Alla corte del re Sole
Un grande interprete per un repertorio suggestivo, dalla camera del Re al nostro tempo, rinnovando la dolcezza...
Oggi alle 18.30 a Ceresio Estate, nella magica cornice della Chiesa parrocchiale di Gandria, verranno proposte musiche francesi “di corte” a cavallo tra ’600 e ’700. L’oboista Omar Zoboli ci svela alcuni “segreti” sugli strumenti utilizzati e sul programma del concerto.
Omar Zoboli, Martin Zeller ed Emanuele Forni. Dopo anni di collaborazioni, questo è il vostro primo progetto come trio. Com’è nata l’idea?
Dagli strumenti stessi: oboe, viola da gamba e tiorba costituiscono una formazione storica, che veniva usata nella chambre du Roi alla Corte di Versailles per eseguire musica “mattutina” con funzione di sottofondo mentre il re faceva colazione, o si radeva, o riceveva politici a colloquio. Il mio entusiasmo è nato in particolare dalla viola da gamba di Zeller, già appartenuta al più grande strumentista del ’600-inizio ’700: Antoine Forqueray. Quando sentii per la prima volta il suo suono, l’emozione fu tale da spingermi a cercare musiche scritte appositamente per esso.
Quali sono i vostri piani per il futuro?
Vorrei estendere il trio a una formazione più grande, che includa anche ad esempio un flauto, un violino, eventualmente un cembalo o un fagotto per la parte del basso continuo; in modo da poter suonare anche brani più complessi del repertorio di questo periodo.
Quali sono le peculiarità del repertorio francese ‘di corte’?
Il tipo di musica che veniva eseguito dipendeva molto dall’umore del re, che poteva scegliere brani di autori diversi, più o meno complessi. La peculiarità del repertorio è data di nuovo dagli strumenti che venivano utilizzati: nessuno di essi infatti suonava fortissimo, erano tutti accomunati dal fatto di suonare in maniera “dolce”. L’oboe, ad esempio, da strumento da banda adatto a suonare nei cortili e negli spazi aperti, venne appositamente modificato per poter suonare in maniera più delicata, equilibrandosi perfettamente con un flauto traversiere in uno spazio più raccolto e intimo.
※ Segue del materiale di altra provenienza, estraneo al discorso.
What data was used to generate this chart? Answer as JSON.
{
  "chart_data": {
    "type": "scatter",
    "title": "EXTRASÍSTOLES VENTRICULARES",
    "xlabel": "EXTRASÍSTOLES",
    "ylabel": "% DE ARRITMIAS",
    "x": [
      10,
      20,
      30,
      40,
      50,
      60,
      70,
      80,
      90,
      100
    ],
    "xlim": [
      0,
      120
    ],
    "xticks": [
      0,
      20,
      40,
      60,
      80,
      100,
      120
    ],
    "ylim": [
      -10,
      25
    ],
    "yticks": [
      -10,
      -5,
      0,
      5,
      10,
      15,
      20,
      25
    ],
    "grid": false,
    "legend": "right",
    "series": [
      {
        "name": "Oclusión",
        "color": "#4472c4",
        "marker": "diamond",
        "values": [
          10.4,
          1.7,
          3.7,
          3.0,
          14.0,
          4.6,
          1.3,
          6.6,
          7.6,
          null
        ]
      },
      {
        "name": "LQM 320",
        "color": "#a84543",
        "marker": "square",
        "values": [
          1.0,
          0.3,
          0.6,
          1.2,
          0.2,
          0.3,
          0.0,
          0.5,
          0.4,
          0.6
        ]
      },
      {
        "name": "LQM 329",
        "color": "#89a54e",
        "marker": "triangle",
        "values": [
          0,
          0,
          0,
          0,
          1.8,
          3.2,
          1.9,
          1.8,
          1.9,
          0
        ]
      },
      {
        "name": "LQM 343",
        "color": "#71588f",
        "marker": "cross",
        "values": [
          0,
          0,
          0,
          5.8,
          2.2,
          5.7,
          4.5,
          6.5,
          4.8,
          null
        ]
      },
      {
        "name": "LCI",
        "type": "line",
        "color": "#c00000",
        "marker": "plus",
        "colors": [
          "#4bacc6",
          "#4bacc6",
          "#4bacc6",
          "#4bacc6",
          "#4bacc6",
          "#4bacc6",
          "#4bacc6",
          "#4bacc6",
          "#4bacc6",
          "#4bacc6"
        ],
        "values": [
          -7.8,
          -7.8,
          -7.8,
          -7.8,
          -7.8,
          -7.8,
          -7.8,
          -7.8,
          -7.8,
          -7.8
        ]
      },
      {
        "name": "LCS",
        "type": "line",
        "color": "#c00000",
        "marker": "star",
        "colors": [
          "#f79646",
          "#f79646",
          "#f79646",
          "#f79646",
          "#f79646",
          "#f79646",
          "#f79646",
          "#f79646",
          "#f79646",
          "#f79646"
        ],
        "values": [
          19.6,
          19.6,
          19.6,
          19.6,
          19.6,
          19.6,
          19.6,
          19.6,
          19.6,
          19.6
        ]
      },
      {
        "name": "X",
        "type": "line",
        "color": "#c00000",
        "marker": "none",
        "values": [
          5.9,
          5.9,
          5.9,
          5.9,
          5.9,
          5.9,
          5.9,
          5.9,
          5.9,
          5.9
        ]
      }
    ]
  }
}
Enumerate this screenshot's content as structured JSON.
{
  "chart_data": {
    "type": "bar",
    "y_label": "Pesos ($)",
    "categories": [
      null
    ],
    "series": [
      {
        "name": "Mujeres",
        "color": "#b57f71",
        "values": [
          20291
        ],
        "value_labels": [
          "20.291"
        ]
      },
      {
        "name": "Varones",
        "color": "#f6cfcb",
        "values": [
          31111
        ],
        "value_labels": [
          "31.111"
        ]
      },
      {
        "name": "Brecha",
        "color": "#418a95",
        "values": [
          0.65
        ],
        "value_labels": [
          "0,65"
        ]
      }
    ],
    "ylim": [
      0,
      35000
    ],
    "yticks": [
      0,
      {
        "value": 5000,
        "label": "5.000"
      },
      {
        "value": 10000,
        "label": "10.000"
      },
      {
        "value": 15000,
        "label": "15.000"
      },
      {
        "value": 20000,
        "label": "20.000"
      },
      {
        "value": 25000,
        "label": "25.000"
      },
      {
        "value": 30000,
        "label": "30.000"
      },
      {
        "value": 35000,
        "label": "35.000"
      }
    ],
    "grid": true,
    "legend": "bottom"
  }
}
Nella chambre du Roi gli strumenti non dovevano mai “dare fastidio”, ma allo stesso tempo consentire ai musicisti di suonare in maniera precisa un repertorio articolato.
Quando la musica antica era la musica contemporanea di allora, qual era la reazione del pubblico rispetto a quello che avviene oggi di fronte alla musica dei nostri giorni?
Penso che oggi, così come alcuni secoli fa, non esista una musica contemporanea, ma convivano diversi stili. Oggi come allora vi è sia musica che “va incontro” al pubblico, sia musica frutto di sperimentazioni di compositori che non hanno interesse nell’assecondare il gusto dello stesso. All’epoca di Couperin e Rameau vi erano ugualmente compositori che scrivevano in maniera variamente ostica: i sovrani riuscivano generalmente ad apprezzare anche gli autori più “impegnati” in quanto educati secondo una certa cultura musicale. Un tempo era molto diffusa, attraverso le suites, musica per la danza; questo oggi può essere paragonato alla musica per film, musica volta ad attrarre il pubblico. Curiosamente si può dire che oggi anche facendo una certa musica antica – il repertorio con il basso continuo, improvvisato – si faccia musica contemporanea. Dipende molto dal modo di eseguire le indicazioni dei compositori, interpretandole e dunque reinventandole.
Immagina che nel futuro la musica di oggi verrà chiamata ‘musica antica’?
Personalmente, io chiamo anche Maderna musica antica: nel momento in cui oggi suoniamo o Maderna, o Castiglioni, o Couperin, stiamo comunque suonando una musica scritta in un altro mondo. Si crea un problema “storico”, di ricollocazione di autori come Mozart o Brahms in un’altra epoca rispetto a quella in cui vissero e operarono. Dobbiamo ricreare le emozioni e i contrasti che hanno determinato la genesi delle loro opere, o crearne altri ex novo, sostituibili agli originali in accordo con il tempo che stiamo vivendo.